Лева уже мысленно замечательную статью писал… Факты, положим, всем известные, но угол… ракурс… какой пронзительный свет! «Путешествие из России» — так назову. (От Польши до Китая) — в скобочках. Так сухо, строго, академично. Эпиграф: «…и никогда еще не вырывался из пределов необъятной России. Я весело въехал в заветную реку, и добрый конь вынес меня на турецкий берег. Но этот берег был уже завоеван: я все еще находился в России». Почему про это — все знают, а никто не обобщил? — «Пушкин и заграница» — Лева не припоминал такой статьи…
…Это был тот самый американский писатель{100}, который написал впоследствии знаменитый фельетон «Как я был Хемингуэем» (но не тот, которому у нас этот фельетон приписали). Лева читал, в свое время, его рассказы и не уценил их до сих пор. Удивление, столь наивное, перед человеком, который написал то, что ты читал с восхищением в детстве, превышало Левину профессиональную опытность, и то, что хорошую литературу создают не только мертвые, а вот, в частности, и этот человек, поражало его…
Он вглядывался в его черты и не видел никакого сходства. Он бы спросил себя: в чем он ожидает увидеть это сходство? — и не мог бы ответить. А главное, где скрывался этот пыльный южный юмор?.. Равнодушное, застывшее, бугристое и красное забулдыжное лицо ничего не выражало. Кто за него расточал весь тот блеск, отражение которого неизбежно ожидал Лева некими отблесками на лице? Странный тип.
Они катили в просторном черном ЗИМе, откуда Леве так хорошо, так ново и полно (из-за рядом иностранца) был виден Петербург. Господи, Господи! что за город!., какая холодная блестящая шутка! Непереносимо! но я ему принадлежу… весь. Он никому уже не принадлежит, да и принадлежал ли?.. Сколько людей — и какие это были люди! — пытались приобщить его к себе, себя к нему — и лишь раздвигали пропасть между градом и Евгением, к нему не приближаясь, лишь от себя удаляясь, разлучаясь с самим собой… Вот этот золотистый холод побежал по спине — таков Петербург.
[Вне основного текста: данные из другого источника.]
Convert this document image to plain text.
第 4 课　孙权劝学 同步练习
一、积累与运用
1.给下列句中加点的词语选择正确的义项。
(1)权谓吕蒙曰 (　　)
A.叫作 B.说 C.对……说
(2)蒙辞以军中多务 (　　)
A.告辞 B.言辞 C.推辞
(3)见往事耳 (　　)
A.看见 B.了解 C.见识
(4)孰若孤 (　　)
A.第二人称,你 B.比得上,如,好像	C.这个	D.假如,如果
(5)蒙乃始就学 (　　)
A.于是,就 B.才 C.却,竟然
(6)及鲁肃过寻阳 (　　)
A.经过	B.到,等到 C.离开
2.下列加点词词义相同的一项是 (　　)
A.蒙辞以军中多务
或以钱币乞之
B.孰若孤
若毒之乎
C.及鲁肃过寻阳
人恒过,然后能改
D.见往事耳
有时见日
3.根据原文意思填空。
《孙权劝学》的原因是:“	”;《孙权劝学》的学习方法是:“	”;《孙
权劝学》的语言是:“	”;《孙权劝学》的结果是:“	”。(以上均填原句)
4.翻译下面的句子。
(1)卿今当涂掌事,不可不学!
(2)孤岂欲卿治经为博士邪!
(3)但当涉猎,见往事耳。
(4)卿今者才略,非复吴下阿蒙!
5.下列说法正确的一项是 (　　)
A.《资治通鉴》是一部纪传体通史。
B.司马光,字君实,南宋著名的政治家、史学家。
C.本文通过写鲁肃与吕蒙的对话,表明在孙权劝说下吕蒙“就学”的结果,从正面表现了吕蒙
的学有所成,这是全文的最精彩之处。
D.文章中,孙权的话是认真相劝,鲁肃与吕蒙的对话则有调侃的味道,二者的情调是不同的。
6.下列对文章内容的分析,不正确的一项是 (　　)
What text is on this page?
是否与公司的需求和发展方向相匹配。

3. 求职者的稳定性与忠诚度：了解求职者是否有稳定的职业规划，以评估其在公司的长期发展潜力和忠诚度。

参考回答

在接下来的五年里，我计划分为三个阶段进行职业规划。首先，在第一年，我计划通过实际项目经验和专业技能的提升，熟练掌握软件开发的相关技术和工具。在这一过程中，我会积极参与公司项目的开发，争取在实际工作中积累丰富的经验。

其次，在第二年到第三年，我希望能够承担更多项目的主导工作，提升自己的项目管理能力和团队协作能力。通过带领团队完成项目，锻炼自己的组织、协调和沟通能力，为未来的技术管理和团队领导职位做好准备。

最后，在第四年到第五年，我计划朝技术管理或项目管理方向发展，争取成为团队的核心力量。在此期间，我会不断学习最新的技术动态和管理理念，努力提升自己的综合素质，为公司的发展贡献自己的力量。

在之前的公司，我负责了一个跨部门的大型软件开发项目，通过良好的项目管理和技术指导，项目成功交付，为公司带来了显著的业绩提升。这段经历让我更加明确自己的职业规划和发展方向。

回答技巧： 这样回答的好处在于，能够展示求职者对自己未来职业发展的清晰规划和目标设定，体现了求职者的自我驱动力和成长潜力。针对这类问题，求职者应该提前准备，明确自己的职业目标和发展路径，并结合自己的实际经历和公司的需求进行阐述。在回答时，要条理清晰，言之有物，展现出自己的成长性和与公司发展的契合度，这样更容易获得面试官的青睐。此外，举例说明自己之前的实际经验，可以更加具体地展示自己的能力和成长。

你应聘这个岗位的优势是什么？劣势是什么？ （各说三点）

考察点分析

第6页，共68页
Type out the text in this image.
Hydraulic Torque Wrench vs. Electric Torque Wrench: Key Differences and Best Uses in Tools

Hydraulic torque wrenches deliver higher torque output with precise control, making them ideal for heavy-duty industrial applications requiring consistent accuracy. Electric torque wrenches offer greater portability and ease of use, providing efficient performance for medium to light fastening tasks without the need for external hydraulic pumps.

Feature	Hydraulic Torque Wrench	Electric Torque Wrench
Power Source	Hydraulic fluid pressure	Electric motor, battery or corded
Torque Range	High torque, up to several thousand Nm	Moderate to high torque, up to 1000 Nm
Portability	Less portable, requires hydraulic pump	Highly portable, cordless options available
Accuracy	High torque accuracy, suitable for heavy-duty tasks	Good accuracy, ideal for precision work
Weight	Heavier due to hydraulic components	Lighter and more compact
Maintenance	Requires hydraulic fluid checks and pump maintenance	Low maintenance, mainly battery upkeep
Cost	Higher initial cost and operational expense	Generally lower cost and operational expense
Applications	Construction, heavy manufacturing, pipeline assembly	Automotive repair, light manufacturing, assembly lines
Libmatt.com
Бледное серебряное небо, осеннее золото шпилей, червленая, старинная вода — тяжесть, которой придавлен за уголок, чтобы не улетел, легкий вымпел грубого Петра. С детства… да, именно так представлял Петра! — как тяжелую темноту воды под мостом. — Золотой Петербург! именно золотой — не серый, не голубой, не черный и не серебряный — зо-ло-той!.. — шептал Лева, разглядывая свою родину глазами, которыми зря награждал иностранца.